Todos dijimos que no, menos el Pellín. El pescador le cerró un ojo, escarbó al fondo del bote y sacó una olla con un guiso.
—¡Pruébenlos! —dijo y más parecía una orden.
Nos miramos. Esa cerrada de ojo al Pellín nos daba desconfianza. Pero para no parecer cobardes, los probamos. Y nos gustaron. Probando más iban siendo más ricos y ese olor, que antes parecía raro, resultaba del uno. Él se sentó a comer con nosotros y se puso conversoso.
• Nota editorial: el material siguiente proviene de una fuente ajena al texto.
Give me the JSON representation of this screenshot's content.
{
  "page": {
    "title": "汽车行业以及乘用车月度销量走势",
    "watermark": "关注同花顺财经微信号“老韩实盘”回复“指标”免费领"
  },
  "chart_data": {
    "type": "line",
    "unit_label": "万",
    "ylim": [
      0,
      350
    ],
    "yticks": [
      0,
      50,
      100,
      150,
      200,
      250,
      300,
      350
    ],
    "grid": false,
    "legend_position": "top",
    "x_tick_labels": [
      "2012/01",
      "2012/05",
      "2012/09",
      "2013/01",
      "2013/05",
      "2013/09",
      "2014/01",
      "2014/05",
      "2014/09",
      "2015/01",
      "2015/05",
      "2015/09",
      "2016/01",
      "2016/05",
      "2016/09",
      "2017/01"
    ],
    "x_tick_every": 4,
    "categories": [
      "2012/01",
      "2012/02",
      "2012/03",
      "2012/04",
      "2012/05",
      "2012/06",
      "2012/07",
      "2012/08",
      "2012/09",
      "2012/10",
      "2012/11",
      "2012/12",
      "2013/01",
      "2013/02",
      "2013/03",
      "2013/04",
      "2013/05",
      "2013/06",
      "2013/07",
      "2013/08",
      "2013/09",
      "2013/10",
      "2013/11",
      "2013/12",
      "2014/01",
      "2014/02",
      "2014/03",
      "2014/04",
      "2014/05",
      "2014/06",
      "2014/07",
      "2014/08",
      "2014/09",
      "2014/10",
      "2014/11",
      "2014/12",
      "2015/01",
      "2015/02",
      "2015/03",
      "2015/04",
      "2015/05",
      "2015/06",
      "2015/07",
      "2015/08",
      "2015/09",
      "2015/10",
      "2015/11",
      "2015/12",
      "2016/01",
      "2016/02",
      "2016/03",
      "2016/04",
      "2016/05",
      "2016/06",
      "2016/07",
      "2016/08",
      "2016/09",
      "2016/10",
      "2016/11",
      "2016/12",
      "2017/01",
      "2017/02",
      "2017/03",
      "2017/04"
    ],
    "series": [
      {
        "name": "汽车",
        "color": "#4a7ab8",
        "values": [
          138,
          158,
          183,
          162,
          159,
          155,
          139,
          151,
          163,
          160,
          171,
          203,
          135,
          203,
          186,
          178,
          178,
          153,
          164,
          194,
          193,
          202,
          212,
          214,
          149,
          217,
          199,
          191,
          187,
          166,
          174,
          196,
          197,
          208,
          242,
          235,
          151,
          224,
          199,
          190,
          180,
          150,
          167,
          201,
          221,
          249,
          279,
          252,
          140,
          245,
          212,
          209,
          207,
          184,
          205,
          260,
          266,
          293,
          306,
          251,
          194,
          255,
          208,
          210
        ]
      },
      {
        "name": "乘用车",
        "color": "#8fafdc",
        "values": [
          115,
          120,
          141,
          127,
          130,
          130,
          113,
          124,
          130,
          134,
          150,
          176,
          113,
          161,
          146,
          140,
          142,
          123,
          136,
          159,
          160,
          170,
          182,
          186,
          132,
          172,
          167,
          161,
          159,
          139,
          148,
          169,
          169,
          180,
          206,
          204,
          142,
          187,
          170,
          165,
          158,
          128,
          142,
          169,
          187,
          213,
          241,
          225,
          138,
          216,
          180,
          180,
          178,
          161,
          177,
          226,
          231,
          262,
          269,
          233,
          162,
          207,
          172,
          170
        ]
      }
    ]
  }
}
—Cuando yo era un cabro como Uds., me vine de mi tierra en busca de la maldita campana… —dijo mirando al río—. Dejé mi casa y la escuela y pasé muchos meses remando río arriba y río abajo. Las noches que oí sonar la campana, no se pueden contar. Ella me llamaba. Éramos cuatro los cabros que la íbamos a sacar del agua. Teníamos cordeles, cadenas, chuzos y hasta dos anclas para poder engancharla… Salimos una noche en que había luna y se veía claro como de día. El tañido de la campana también sonó clarito. Tan clarito y tan cerca que estábamos seguros de estar encima de ella. Echamos las cadenas con el ancla para sacarla y empezamos a remar en forma de remolino para no alejarnos y para enredarla bien. La campana de pronto se quedó calladita. Ni un sonido. Era seña que la habíamos encadenado… Pero en cambio las aguas se encresparon siguiendo el remolino y ahora era el bote el que no podía parar de dar vueltas y vueltas. Parecía una hélice de avión… Un compañero perdió el equilibrio y cayó al río. Tratamos de cogerlo, pero se lo tragó el remolino. Y al tragarlo sonó otra vez la campana. Las olas se aquietaron y el remolino también. Creíamos que había tiempo de salvar al amigo y nos sorteamos para tirarnos dos y otro guardar el bote y recogernos. A mí me cayó en suerte ser botero. Los otros se tiraron y nunca más aparecieron.
Una nube grande oscureció la luna y sonó la campana tristemente. Desde entonces, días y noches he buscado a los amigos náufragos. Nunca volví a mi casa; no quería volver sin ellos. Y así pasaron los años… Soy pescador solitario, y cada vez que encuentro un aventurero que quiere ir a buscar la maldita campana, yo le cuento mi historia y le salvo la vida. ¿Se las salvé a Uds.?
Nos quedamos callados. Pensamos mucho rato, aunque no tanto, porque total, ¿para qué servía una campana de oro?